Effect of asymmetric actuator and detector position on Coriolis flowmeter and measured phase shift

Abstract

Coriolis flowmeters (CFM) are forced to vibrate by a periodic excitation usually applied midpipe through an electromagnetic actuator. From hands-on experience with industrial CFMs it appears, that the electromagnetic actuator has to be located as symmetric as possible. For CFM design and trouble-shooting it is of relevance to know how and if imperfections, related to the excitation location, influence the dynamic behavior of the vibrating fluid-conveying pipes employed in CFMs. A simple model of an imperfectly excited, simply supported, straight, single pipe CFM is investigated using a multiple time scaling perturbation analysis. The result is a simple analytical expression for the approximated phase shift, which offers a direct insight into how the location of the actuator influences the phase shift. It appears, that asymmetrical forcing combined with fluctuating pipe damping could be a factor contributing to lack of zero shift stability observed with some industrial CFMs.

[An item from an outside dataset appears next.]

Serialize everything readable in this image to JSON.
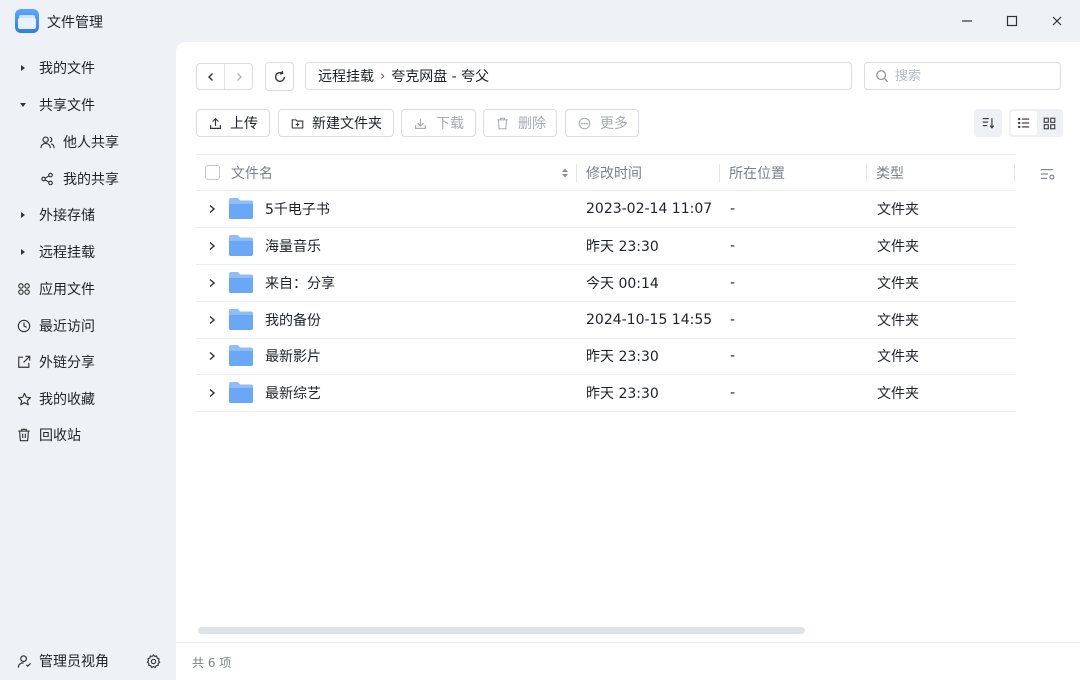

Tests of the approximated solution against results obtained by pure numerical analysis using Galerkin expansion show very good agreement. The effect of asymmetric detector positions is also investigated. Any asymmetry in the detectors position, e.g. due to manufacturing variations or improper handling of the CFM, induces a phase shift that leads to changes of the meter’s sensitivity, and could therefore result into erroneous measurements of the mass flow. This phase shift depends on the mass flow and does not contribute to a lacking zero-point stability. The validity of the hypotheses, which are assumed to be basically similar for more complicated geometries, e.g. bended and/or dual pipe CFMs, with or without multiple actuators, is suggested to be tested using laboratory experiments with purpose built non-ideal CFMs.